>>The very idea that a text file can be trusted to carry data, delimited by characters that may be expected to exist inside the data, is the initial bug.
>
>What a nonsense! The COPY TO CSV should have added the second double quote. THERE is the bug.
Second? There are four already :). Or you mean it should have doubled, the contained quotation marks, perhaps? To create something BASIC-styled like
txt
"is weer ""ziek"""
That would have been a beginning of that contract, provided that the append command would know to convert double quotation marks into single, and treat the odd quotation marks as delimiters... unless in position 1 where the initial one is taken as the delimiter and then it should expect text after that. I.e. in
"""this"" is not ""that"""
There from the first triplet the first q.m. is the delimiter, and the other two are to be interpreted; from the last triplet the first two are to be interpreted and the last one is a delimiter. Which, for instance, LibreOffice's Calc does just fine. But it was written ages after Fox.

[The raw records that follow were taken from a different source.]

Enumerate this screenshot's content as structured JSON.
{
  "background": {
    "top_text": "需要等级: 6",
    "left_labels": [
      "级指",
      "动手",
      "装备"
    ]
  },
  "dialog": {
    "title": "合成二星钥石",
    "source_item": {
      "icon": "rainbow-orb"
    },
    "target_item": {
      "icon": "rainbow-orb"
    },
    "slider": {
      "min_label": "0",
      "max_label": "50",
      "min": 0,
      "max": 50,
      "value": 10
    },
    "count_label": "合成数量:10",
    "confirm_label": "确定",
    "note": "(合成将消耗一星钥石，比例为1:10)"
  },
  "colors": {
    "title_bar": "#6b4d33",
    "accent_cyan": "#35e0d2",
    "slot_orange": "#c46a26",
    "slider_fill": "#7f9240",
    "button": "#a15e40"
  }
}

>> Everything else is a blind implementation of that idea. Anything trying to implement that without a firm contract between the sender and recipient will be buggy.
>>
>>In this case, the bug is in the "copy to effe type csv" command - it produces this:
>>i.e. it blindly wraps quotation marks around a string containing quotation marks. It doesn't even have a contract with itself. That, yes, that is a bug.
>
>Again, what a nonsense! The APPEND FROM CSV should have converted the double double quotes to a single double quote. THERE is the accompanying bug.
I tried to append the above example ("""this"" is not ""that""") and it appends zero records. Which is an even larger bug.
But still, there's no firm rule as to how to incorporate quotation marks inside a string which contains quotation marks. In many systems they need to be doubled, in many they need to be escaped (and then there are several methods on how to escape them). The true bug, to me, is not that it doesn't properly import from an ill-defined standard, but that it doesn't properly import its own export.